The rally in the stock markets has really bumped up my pensions. Not to pre crisis levels, but certainly in a much better place than before. The peak was £113k in and now its at £101k, up from £92k last month.

Conclusion

Its been a shitty month, I’m feeling a bit lost with my career. However, I’m optimistic everything will get better and I’ll be fine. I am genuinely glad to have ‘found’ FIRE and if i hadn’t, I’d be in deep dog shit now. I’d be scrambling for a new job in the same field and hating it. I may still end up in the same field, but the point is I don’t need to rush and can find the right place.

My FIRE journey may need to pause while this blows over, but that’s what emergency funds are for.

5 thoughts on “April 2020 savings update

  1. Have you ever considered maintenance project management? I used to run a petrochemical complex and we had huge maintenance outages, as do power plants, refineries, paper mills, etc. where there are a number of contract project managers running the outage repairs? It pays comparable, maybe better than construction management and the skill sets are very close. You do have to travel a good bit. But the people I knew who did the work seemed to enjoy it quite a bit, though it is a little intense when the projects go over budget and miss the schedule, but you’ve got that in construction management too.

  2. I suspect you’re not alone in having a huge savings rate this month! 85% is something else though.

    Regarding your career, I have no idea about your area (I’m in a completely different field), but I have seen a number of career related questions on the r/ukpersonalfinance subreddit (https://www.reddit.com/r/UKPersonalFinance/) so they may be able to give you some ideas about how you can proceed next.

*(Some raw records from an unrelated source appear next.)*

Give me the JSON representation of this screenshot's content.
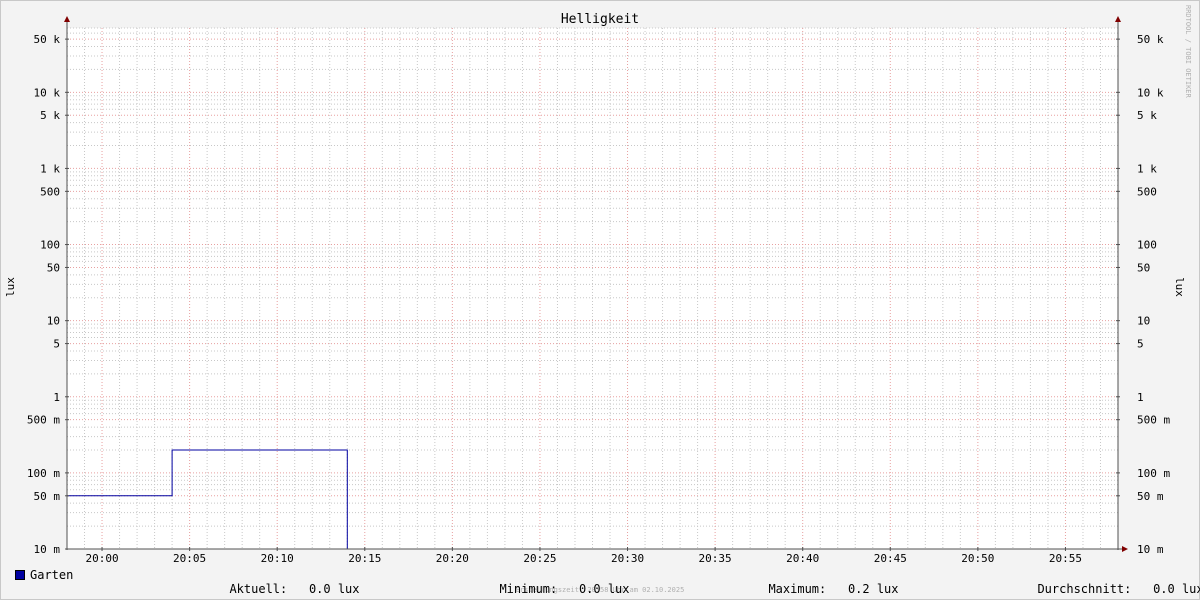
{
  "chart_data": {
    "type": "line",
    "title": "Helligkeit",
    "ylabel": "lux",
    "ylabel_right": "lux",
    "yscale": "log",
    "ylim": [
      0.01,
      70000
    ],
    "x_time_range": [
      "19:58",
      "20:58"
    ],
    "x_tick_labels": [
      "20:00",
      "20:05",
      "20:10",
      "20:15",
      "20:20",
      "20:25",
      "20:30",
      "20:35",
      "20:40",
      "20:45",
      "20:50",
      "20:55"
    ],
    "y_ticks": [
      {
        "value": 50000,
        "label": "50 k"
      },
      {
        "value": 10000,
        "label": "10 k"
      },
      {
        "value": 5000,
        "label": "5 k"
      },
      {
        "value": 1000,
        "label": "1 k"
      },
      {
        "value": 500,
        "label": "500"
      },
      {
        "value": 100,
        "label": "100"
      },
      {
        "value": 50,
        "label": "50"
      },
      {
        "value": 10,
        "label": "10"
      },
      {
        "value": 5,
        "label": "5"
      },
      {
        "value": 1,
        "label": "1"
      },
      {
        "value": 0.5,
        "label": "500 m"
      },
      {
        "value": 0.1,
        "label": "100 m"
      },
      {
        "value": 0.05,
        "label": "50 m"
      },
      {
        "value": 0.01,
        "label": "10 m"
      }
    ],
    "series": [
      {
        "name": "Garten",
        "color": "#0000a0",
        "points": [
          {
            "x": "19:58",
            "y": 0.05
          },
          {
            "x": "20:04",
            "y": 0.05
          },
          {
            "x": "20:04",
            "y": 0.2
          },
          {
            "x": "20:14",
            "y": 0.2
          },
          {
            "x": "20:14",
            "y": 0.01
          },
          {
            "x": "20:58",
            "y": 0.01
          }
        ]
      }
    ],
    "grid": true,
    "legend_position": "bottom"
  },
  "legend": {
    "series_name": "Garten",
    "current_label": "Aktuell:",
    "current_value": "0.0 lux",
    "min_label": "Minimum:",
    "min_value": "0.0 lux",
    "max_label": "Maximum:",
    "max_value": "0.2 lux",
    "avg_label": "Durchschnitt:",
    "avg_value": "0.0 lux"
  },
  "footer": "Erstellungszeit: 20:58 Uhr am 02.10.2025",
  "watermark": "RRDTOOL / TOBI OETIKER",
  "colors": {
    "background": "#f3f3f3",
    "plot_background": "#ffffff",
    "major_grid": "#e8a0a0",
    "minor_grid": "#c8c8c8",
    "axis": "#505050",
    "arrow": "#800000",
    "series": "#0000a0"
  }
}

    Sad to hear that April has overall been a crappy month, but hopefully it is just a one-off, and that May will be better!

  3. Sorry to hear you have been made redundant, though it sounds like you are taking it very well. I’m hopeful that it won’t be long before most businesses are back to somewhat normal- and in fact growing again. All this money that people are saving- they are going to want to spend it once they are allowed out again! I mean, that’s most people, not including us few that want to FIRE and all.